3 Reasons why you should love Millennial Talent
There has never been a better time to be a Gen Y job candidate, because these days most employers are moving on from their initial qualms with the tweeting, texting demographic born between 1980-2000.
As hiring mangers grow to appreciate the value add of Gen Y, they must also become better at attracting them. But before you can attract, one must truly understand.
Here are a few reasons why all employers should love Millennial Talent.
1) They are as ambitious as always, but less idealistic.
Hiring managers and recruiters have had their gripes about Generation Y for years, citing a sense of arrogant entitlement among the bright-eyed job candidates coming to market. But the reality is that “The Trophy Generation,” as Millennials are sometimes called, ended when Gen Y obtained their inordinately expensive college degrees and entered one of the worst job markets in history.
Consider a typical, semi-experienced, 25 year-old job candidate named Willie. When Willie graduated from college in 2010, youth unemployment was at 19.1%, the highest rate ever, and the average student loan debt was $23,186. Willie’s idealism has been replaced by pragmatism, and the reality is that for many Millennials, any job is a good job.
What does this mean for employers? Simply that a highly-skilled, well-educated Gen Y candidate might take a job that a more experienced candidate would pass over, and for a lower salary that’s more aligned with the current market.

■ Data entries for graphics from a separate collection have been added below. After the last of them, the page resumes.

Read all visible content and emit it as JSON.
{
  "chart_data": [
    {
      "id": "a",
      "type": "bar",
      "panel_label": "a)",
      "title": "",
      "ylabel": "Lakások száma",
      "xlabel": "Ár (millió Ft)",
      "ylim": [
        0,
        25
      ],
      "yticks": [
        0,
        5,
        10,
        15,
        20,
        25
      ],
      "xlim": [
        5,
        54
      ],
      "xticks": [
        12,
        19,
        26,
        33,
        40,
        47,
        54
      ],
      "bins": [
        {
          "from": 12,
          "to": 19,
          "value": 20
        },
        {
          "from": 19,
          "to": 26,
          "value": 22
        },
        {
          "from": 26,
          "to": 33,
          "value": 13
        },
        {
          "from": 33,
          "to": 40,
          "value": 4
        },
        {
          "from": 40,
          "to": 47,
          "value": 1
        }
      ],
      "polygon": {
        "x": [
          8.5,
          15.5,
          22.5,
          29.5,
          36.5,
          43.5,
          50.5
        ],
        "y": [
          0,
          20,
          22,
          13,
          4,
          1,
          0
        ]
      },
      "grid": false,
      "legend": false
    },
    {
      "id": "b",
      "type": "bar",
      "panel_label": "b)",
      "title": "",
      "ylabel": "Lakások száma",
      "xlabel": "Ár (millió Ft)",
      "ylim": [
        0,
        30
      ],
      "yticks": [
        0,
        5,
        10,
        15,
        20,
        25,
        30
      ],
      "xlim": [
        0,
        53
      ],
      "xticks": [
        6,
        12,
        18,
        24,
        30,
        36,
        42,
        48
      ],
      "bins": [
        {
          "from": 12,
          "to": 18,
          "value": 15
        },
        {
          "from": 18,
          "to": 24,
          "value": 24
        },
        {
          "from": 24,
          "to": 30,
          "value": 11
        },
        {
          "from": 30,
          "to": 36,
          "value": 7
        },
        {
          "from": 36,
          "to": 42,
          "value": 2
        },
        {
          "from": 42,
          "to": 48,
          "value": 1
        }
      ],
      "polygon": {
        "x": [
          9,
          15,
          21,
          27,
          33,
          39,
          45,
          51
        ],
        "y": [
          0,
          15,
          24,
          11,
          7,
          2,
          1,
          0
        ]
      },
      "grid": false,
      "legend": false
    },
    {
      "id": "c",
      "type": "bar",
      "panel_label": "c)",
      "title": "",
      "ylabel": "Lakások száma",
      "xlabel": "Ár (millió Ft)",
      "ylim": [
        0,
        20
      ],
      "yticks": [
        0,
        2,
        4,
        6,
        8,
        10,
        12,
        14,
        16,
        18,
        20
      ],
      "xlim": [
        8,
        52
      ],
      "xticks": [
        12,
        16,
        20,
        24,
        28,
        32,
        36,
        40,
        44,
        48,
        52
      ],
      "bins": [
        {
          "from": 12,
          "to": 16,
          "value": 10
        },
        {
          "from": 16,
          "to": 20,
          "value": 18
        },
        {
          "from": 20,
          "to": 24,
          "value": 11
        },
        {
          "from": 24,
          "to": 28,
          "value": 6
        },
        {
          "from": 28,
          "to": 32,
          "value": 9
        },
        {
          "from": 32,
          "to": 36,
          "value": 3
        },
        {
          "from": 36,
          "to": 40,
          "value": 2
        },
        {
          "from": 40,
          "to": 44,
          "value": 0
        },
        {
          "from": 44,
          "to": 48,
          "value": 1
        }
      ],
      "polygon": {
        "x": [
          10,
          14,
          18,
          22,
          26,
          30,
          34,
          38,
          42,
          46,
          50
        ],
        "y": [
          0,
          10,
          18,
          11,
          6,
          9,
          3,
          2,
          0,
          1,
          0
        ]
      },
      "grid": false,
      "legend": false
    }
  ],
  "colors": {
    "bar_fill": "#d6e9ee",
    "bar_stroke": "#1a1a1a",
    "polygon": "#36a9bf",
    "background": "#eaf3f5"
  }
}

But this is not to say that Gen Y can be exploited. It just means that, as a generation, they have become more realistic. While a higher salary might be traded for job security, an employer still needs to market the other aspects of a role which are important to Gen Y candidates, like skills training, office culture, and work-life balance.
2) They can spot a fake.
Gen Y is excellent at discerning what’s hooey and what’s not. Raised with an iPod, the internet, social media, and 500 tv channels, they are a generation with the ability to parse the signal from the noise, if for no other reason than exposure to so much of the latter.

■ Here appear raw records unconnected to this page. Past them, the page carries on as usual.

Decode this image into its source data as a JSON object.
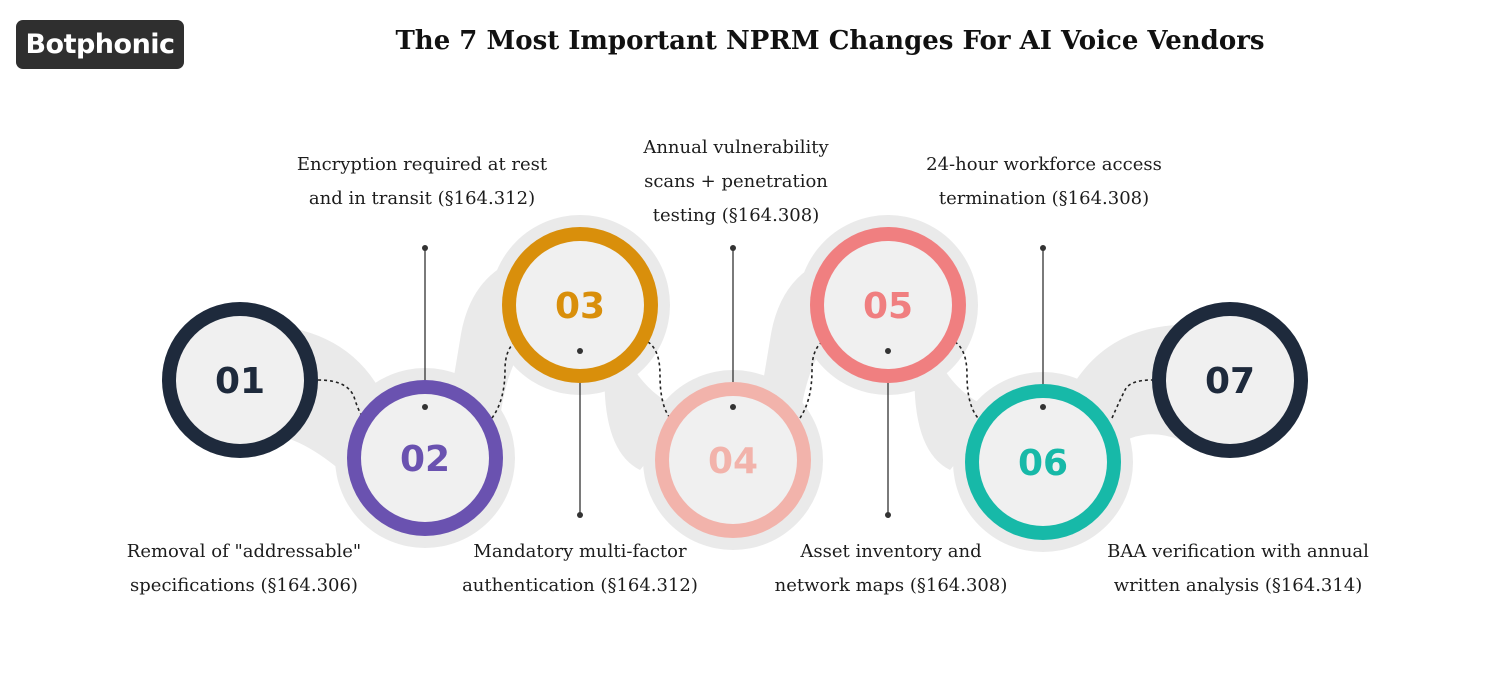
{
  "brand": {
    "logo_text": "Botphonic"
  },
  "title": "The 7 Most Important NPRM Changes For AI Voice Vendors",
  "colors": {
    "ring_01": "#1e2a3c",
    "ring_02": "#6a52b0",
    "ring_03": "#d98f0b",
    "ring_04": "#f2b3ab",
    "ring_05": "#f07f80",
    "ring_06": "#17b9a8",
    "ring_07": "#1e2a3c",
    "track": "#eaeaea"
  },
  "steps": [
    {
      "number": "01",
      "lines": [
        "Removal of \"addressable\"",
        "specifications (§164.306)"
      ]
    },
    {
      "number": "02",
      "lines": [
        "Encryption required at rest",
        "and in transit (§164.312)"
      ]
    },
    {
      "number": "03",
      "lines": [
        "Mandatory multi-factor",
        "authentication (§164.312)"
      ]
    },
    {
      "number": "04",
      "lines": [
        "Annual vulnerability",
        "scans + penetration",
        "testing (§164.308)"
      ]
    },
    {
      "number": "05",
      "lines": [
        "Asset inventory and",
        "network maps (§164.308)"
      ]
    },
    {
      "number": "06",
      "lines": [
        "24-hour workforce access",
        "termination (§164.308)"
      ]
    },
    {
      "number": "07",
      "lines": [
        "BAA verification with annual",
        "written analysis (§164.314)"
      ]
    }
  ]
}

Therefore, employers must be as authentic as possible when imparting what it’s REALLY like to work at their company.
According to Jason Dorsey, best-selling author and Millennial expert, employers can start with these easy steps.
- show real pictures of the workplace. everybody uses stock photography, and it’s a turnoff.
- get actual employees to talk about what it’s like to work there.
- most job descriptions discuss “responsibilities,” but gen y is very challenge-driven, so don’t be afraid to mention some of the “challenges” the candidate will face in the first year.
If these steps seem persnickety, I should mention that implementing the above actions would be attractive to any candidate, not just to Millennials, because they fall under the umbrella of candidate transparency – something which we at Webrecruit espouse incessantly.
3) They are social, and they are mobile.
Gen Y candidates are not your father’s “flip-through-the-wanted-section-with-a-thick-red-pen” kind of job seeker. They are predominantly online and on a mobile device, and so that’s where employers need to reach them. If your company’s website isn’t optimized for mobile, then you’re making it harder than you probably think to attract Millennials.
According to CareerBuilder, Millennial candidates are 27% more likely than other candidates to use an employer’s website to measure the quality of the company.
Employer’s, then, need to ensure their social recruiting ducks are in a row so they don’t miss out on Gen Y talent.